Friday, July 08, 2011

Jean-Luc Godard: Alphaville




















Alphaville: Une étrange aventure de Lemmy Caution, Jean-Luc Godard's black and white 1965 "science fiction" film -- really more of an alternate reality take on its own time and place -- considers a number of questions about the nature of social existence. Through Godard's idiosyncratic scrim, it seems as if there are elements and ideas shared with both Philip K. Dick (The Man in the High Castle, 1962) and Herbert Marcuse (One-Dimensional Man, 1964): a lot about memory, desire, and the encroachment of technocracy. All three artists processed the world as they knew it at the time and looked forward, particularly in the grim wake of the Second World War and all of its attendant technology-magnified horrors via the Cold War and military-space-nuclear developments to that point. They were, I suspect, more sensitized to "external reality" than most of us are nearly fifty years later.

Since the 1960s, it would seem that human societies and their leaders have shown 1) more incompetence and 2) more resilience than any of them would have expected at the time. So far, somehow some way, we have collectively muddled through.

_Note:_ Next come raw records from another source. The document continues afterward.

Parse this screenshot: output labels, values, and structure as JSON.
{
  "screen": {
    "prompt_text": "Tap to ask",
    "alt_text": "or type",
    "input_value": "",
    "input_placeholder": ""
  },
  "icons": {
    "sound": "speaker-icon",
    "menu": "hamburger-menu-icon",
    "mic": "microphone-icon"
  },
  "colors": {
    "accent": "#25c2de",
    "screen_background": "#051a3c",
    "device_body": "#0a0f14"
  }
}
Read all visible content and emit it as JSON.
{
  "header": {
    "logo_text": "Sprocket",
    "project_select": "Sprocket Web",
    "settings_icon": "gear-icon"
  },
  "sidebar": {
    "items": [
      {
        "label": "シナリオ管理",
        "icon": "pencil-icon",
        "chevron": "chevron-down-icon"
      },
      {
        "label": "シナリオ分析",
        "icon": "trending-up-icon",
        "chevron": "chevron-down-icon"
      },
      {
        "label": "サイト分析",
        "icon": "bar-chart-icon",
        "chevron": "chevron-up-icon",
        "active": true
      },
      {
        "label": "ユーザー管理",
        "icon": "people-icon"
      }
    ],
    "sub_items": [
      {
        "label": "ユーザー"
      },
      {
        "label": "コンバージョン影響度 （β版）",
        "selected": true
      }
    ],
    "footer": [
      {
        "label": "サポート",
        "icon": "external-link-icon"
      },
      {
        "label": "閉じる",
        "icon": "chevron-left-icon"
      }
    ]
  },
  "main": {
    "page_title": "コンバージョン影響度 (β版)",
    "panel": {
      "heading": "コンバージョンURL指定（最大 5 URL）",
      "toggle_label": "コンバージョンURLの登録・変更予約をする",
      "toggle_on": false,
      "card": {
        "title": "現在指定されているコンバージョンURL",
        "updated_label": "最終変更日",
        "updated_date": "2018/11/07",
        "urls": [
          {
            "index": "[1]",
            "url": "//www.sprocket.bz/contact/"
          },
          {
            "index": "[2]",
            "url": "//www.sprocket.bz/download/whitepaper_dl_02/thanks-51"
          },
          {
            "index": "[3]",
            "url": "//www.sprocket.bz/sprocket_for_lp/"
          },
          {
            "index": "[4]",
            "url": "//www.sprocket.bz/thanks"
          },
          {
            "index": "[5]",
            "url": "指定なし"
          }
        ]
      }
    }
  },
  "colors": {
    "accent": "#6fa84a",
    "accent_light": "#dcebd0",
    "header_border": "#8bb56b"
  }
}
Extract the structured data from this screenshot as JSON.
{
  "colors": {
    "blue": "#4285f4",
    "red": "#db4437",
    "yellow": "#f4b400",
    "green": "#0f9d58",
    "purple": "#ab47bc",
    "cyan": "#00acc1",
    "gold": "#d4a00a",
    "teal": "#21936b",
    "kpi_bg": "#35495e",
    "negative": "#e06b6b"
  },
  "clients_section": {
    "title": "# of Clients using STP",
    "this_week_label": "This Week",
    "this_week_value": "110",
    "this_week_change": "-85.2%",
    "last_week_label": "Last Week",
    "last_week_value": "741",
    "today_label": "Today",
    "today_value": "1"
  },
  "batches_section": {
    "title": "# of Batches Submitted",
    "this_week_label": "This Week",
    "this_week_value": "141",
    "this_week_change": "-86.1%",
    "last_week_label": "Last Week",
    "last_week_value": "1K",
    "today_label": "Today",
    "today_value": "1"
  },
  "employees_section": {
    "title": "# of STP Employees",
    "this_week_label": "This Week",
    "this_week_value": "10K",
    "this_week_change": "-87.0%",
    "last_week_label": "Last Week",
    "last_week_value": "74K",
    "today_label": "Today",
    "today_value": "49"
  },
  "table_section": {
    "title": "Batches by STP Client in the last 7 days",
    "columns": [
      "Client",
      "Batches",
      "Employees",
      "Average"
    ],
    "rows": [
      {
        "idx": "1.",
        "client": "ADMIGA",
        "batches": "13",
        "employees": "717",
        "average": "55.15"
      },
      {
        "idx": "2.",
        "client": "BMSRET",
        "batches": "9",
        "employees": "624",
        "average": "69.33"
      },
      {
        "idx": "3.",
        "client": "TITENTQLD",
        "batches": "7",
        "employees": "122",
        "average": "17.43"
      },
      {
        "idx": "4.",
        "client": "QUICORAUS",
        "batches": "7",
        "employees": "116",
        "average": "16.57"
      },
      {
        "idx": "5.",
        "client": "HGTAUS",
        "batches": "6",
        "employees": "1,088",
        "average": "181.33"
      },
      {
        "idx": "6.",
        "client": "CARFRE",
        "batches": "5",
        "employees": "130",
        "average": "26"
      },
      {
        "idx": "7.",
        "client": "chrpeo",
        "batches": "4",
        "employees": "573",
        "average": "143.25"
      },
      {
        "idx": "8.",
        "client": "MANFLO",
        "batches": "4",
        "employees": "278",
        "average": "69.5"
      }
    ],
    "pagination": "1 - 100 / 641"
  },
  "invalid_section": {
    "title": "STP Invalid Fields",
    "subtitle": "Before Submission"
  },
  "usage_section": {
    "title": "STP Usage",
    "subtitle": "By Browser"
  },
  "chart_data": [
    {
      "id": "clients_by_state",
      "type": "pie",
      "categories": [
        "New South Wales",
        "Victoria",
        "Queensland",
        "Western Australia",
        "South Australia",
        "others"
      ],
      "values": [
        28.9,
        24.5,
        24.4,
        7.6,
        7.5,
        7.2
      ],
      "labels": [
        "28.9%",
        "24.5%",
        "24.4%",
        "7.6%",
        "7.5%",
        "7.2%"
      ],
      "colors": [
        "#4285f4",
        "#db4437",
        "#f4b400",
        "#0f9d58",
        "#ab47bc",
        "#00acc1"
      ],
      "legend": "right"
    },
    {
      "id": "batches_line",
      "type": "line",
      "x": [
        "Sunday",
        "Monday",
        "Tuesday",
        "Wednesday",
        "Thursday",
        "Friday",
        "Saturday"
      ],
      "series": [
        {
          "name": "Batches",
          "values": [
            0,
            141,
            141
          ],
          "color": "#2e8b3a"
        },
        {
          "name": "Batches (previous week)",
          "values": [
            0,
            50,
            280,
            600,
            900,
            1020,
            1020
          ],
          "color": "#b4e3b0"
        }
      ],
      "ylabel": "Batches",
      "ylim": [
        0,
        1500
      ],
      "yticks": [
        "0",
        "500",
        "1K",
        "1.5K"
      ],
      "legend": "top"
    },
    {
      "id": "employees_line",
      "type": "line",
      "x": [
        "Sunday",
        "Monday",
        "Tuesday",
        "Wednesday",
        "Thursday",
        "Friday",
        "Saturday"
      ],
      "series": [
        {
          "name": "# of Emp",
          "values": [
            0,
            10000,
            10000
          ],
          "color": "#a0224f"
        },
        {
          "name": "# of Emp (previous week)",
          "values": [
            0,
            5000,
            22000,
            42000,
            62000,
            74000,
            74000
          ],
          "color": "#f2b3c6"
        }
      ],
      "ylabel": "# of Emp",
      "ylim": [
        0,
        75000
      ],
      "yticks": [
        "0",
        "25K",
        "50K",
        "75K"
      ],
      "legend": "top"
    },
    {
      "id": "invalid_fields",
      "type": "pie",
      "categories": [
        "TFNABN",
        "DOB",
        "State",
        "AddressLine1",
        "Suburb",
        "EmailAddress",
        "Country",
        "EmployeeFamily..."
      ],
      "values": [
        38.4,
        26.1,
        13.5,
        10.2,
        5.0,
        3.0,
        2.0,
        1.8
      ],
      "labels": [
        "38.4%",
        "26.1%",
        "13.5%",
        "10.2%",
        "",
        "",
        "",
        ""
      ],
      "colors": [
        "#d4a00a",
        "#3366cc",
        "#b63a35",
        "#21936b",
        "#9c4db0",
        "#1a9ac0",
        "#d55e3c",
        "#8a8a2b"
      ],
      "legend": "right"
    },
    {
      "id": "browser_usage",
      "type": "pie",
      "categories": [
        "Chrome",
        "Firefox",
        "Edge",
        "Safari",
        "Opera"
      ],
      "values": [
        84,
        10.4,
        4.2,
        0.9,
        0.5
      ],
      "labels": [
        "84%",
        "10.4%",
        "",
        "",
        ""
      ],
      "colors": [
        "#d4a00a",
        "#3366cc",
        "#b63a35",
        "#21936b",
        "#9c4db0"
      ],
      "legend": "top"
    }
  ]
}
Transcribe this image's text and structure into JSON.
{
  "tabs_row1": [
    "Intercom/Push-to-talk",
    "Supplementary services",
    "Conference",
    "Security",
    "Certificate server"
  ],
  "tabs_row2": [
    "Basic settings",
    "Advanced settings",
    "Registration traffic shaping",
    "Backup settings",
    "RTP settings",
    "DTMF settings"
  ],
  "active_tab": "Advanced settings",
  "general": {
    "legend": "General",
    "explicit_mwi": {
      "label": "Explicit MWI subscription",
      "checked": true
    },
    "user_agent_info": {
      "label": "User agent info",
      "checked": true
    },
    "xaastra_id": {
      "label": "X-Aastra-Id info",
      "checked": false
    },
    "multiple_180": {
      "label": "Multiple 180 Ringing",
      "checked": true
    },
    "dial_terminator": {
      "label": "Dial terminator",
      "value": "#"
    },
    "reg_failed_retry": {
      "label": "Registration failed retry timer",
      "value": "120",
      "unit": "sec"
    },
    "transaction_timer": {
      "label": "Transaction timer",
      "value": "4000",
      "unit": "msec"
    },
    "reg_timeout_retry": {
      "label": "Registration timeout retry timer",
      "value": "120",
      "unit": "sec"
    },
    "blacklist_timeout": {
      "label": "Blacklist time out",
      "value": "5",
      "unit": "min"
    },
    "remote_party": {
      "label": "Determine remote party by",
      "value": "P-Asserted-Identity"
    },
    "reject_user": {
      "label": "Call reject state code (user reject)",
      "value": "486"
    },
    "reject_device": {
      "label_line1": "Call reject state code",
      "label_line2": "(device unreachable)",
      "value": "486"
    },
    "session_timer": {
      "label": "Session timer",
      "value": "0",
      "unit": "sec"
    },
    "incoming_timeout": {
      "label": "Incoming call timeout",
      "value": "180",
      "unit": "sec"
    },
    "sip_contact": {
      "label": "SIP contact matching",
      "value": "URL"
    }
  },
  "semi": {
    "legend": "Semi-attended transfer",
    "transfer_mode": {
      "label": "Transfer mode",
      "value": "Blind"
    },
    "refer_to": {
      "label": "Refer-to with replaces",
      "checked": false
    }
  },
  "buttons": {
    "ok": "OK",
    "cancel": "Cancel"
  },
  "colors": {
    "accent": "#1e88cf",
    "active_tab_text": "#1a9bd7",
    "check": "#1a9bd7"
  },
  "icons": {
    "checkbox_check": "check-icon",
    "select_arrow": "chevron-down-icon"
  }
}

In a similar vein, François Truffaut's Fahrenheit 451 came out in 1966.

Today's Rune: Fertility.

5 comments:

Luma Rosa said...

It's amazing how the private detective, disguised as a journalist for Le Figaro-Pravda, leaving the foreign countries to act in Alphaville, the world which dominates the technocracy and the only logic is allowed.
I watched this movie recently, indicated by a course i did. A science fiction without special effects, romance and humor.
Good statement! Good weekend!
Beijus,

Charles Gramlich said...

I very much like Fahrenheit 451. Haven't seen the other.

Erik Donald France said...

Hey thanks for the comments! Charles, Godard is also a fan of Ray Bradbury.

new wave 21c said...

Definate borrowings by Ridley Scott(Bladerunner) from this great movie

new wave 21c said...

Definite influence on Ridley Scotts Bladerunner-funny Godard liked Bradbury and Scott liked Dicks electric sheep etc--anyway Alphavilles great stuff!!